Process of Reverse Merger
As per the SEBI (Substantial Acquisition of Shares and Takeovers) Regulations, 2011, and The Companies Act, 2013, the following procedures are to be followed for a reverse merger-
Preparation of the Scheme
The details of the merger are to be established during the general meetings held to consider the proposed scheme. Both parties must agree to the terms of the issuance of securities and the change in the organization structure after the merger. The financial statements must be thoroughly disclosed and both parties must satisfy themselves with the current financial position. The internal regulations of the entity must be complied with throughout the entire process of the merger. Any objections to be considered or modifications to be made must be acted upon during this step.
Filing of Application
– Once the details of the merger have been finalized, an application is to be filed with the National Company Law Tribunal (NCLT), U/S 230 of The Companies Act, 2013. A copy of the draft scheme and relevant financial statements are to be filed with the application.
After careful consideration, the Tribunal shall make provisions for the legal proceedings, transfer date, fees involved, and the transfer of equities. These provisions shall only be made after the company auditor has filed a certificate assuring compliance with the accounting standards. A copy of the approved and certified statement of application is to be duly filed with the registrar of companies regularly as per the terms of the scheme.
Public Announcements and the Stock Exchanges
A public statement shall be made by a merchant banker appointed as the ‘manager to the open offer’ on behalf of the acquiring company. The public statement shall also be filed with all relevant stock exchanges with which the entity is registered. The same shall also be published in any English national daily, any Hindi national daily, and any regional language daily in the location where the private entity is registered. The statement shall include details such as the name and identity of the parties involved, the nature of the proposed acquisition, and the mode of consideration.
Transfer of Securities
A letter of offer shall be posted to the shareholders whose names are listed in the register of the private entity after approval from SEBI. A period of tendering is set by the Board for the shareholders to accept the offer.

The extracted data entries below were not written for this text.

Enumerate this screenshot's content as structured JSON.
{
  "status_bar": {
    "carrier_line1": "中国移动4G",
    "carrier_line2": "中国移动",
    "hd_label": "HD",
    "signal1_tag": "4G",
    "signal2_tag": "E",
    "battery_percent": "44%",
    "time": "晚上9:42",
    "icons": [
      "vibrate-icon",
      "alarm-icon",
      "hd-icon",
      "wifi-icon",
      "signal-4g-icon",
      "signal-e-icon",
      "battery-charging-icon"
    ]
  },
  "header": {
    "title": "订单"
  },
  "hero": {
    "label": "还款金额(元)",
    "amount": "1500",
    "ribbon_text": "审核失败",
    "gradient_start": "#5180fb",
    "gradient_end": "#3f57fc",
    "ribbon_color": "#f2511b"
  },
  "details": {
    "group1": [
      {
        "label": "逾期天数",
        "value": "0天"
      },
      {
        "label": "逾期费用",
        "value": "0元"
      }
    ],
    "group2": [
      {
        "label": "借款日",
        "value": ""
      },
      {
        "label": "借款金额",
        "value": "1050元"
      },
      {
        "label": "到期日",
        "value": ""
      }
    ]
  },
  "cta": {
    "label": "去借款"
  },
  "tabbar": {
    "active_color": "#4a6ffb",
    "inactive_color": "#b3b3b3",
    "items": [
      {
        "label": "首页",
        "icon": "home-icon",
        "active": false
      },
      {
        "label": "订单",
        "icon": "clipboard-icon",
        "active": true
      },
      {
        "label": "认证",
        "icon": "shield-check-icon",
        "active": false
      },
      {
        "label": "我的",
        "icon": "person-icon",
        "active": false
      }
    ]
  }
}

The statutory requirements of such an exchange are to be accomplished by the public entity and the offer is to be completed for the shareholders who have accepted the offer.
Completion of the Merger
After the above procedures have been followed, the merger is considered successful subject to certain obligations for a limited period. The relevant documents of the newly merged entity are to be preserved until notified otherwise by the Central government.